Teach the concept of SPOONERISMS

I’m reading the book Sound linkage again. This is my second visit to the book and I’m hoping the reading can help me gradually adjust myself to the life of English teachers again. Ah, I really hate to go back and face the reality. 😦 

Sound linkage has underlined features that I personally think very helpful for primary school teachers in Taiwan.

1. Ever feel like there’s a missing link in the teaching of Phonics? None of the textbooks I’ve used ever cover the concept of syllabus, which is the key of transforming the speech sounds to the words. The book is a coherent manual and surprisingly easy to follow.

2. It is a book attempt to translate the research findings into practice. We all need to look back at the theory from time to time to examine our practice of teaching. Even better, this book reviews the recent findings and offer drills to practice.

3. It is especially helpful for students who have poor basic knowledge in the English language.

This is a drill that aims to bring in the concept of spoonerisms:

1. Cut the cards below along the dotted lines  

2. Show the pictures to kids. Set out the dog and the fish and show that the heads can be exchanged.


3. Explain that as well as changing heads (the first part of the animal) we could change the first sounds of the names and get two funny words.

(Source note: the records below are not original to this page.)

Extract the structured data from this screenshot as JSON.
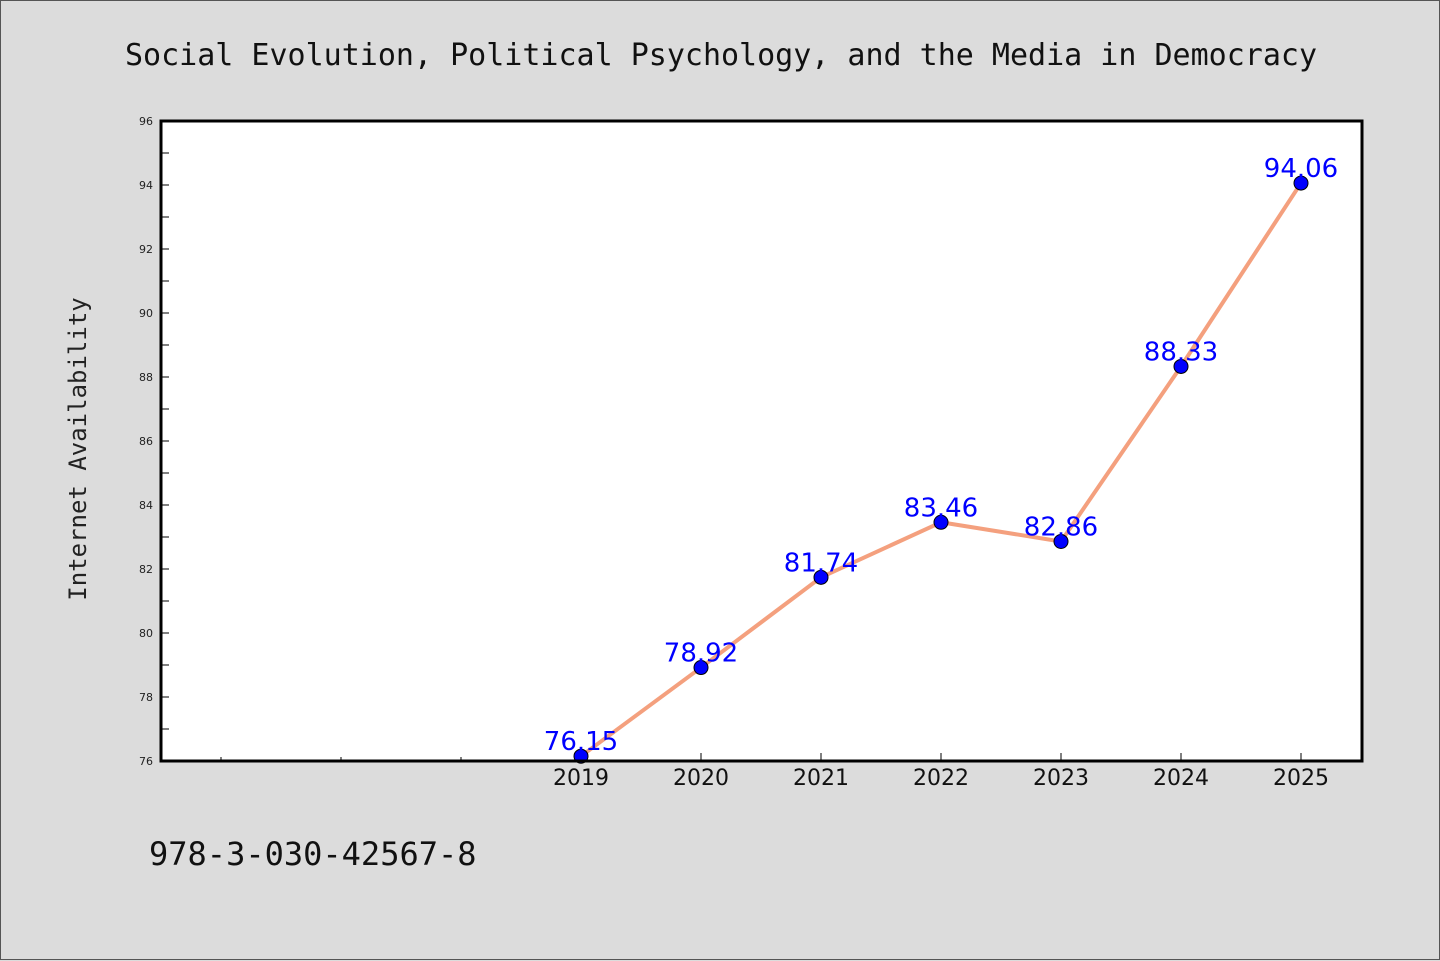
{
  "chart_data": {
    "type": "line",
    "title": "Social Evolution, Political Psychology, and the Media in Democracy",
    "xlabel": "",
    "ylabel": "Internet Availability",
    "categories": [
      "2019",
      "2020",
      "2021",
      "2022",
      "2023",
      "2024",
      "2025"
    ],
    "series": [
      {
        "values": [
          76.15,
          78.92,
          81.74,
          83.46,
          82.86,
          88.33,
          94.06
        ]
      }
    ],
    "data_labels": [
      "76.15",
      "78.92",
      "81.74",
      "83.46",
      "82.86",
      "88.33",
      "94.06"
    ],
    "ylim": [
      76,
      96
    ],
    "yticks": [
      "76",
      "78",
      "80",
      "82",
      "84",
      "86",
      "88",
      "90",
      "92",
      "94",
      "96"
    ],
    "grid": false,
    "legend": "none",
    "line_color": "#f4a07e",
    "marker_color": "#0000ff",
    "label_color": "#0000ff"
  },
  "footer": {
    "isbn": "978-3-030-42567-8"
  }
}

‘dog’ Can you hear the first soun d? ‘fish’ Can you hear the first sound? Now let’s change them over. They will become ‘fog’ and ‘dish’.

Same thing goes with ‘cow’ and ‘horse’. (see pic: cow and horse 1&2)

ask kids to try ‘horse’ and ‘dog’, ‘cow’ and ‘dog’

4. You can make a word list for the spoonerism practice or apply the one in the book.

Interesting and easy to understand, isn’t it? How do you guys teach this concept?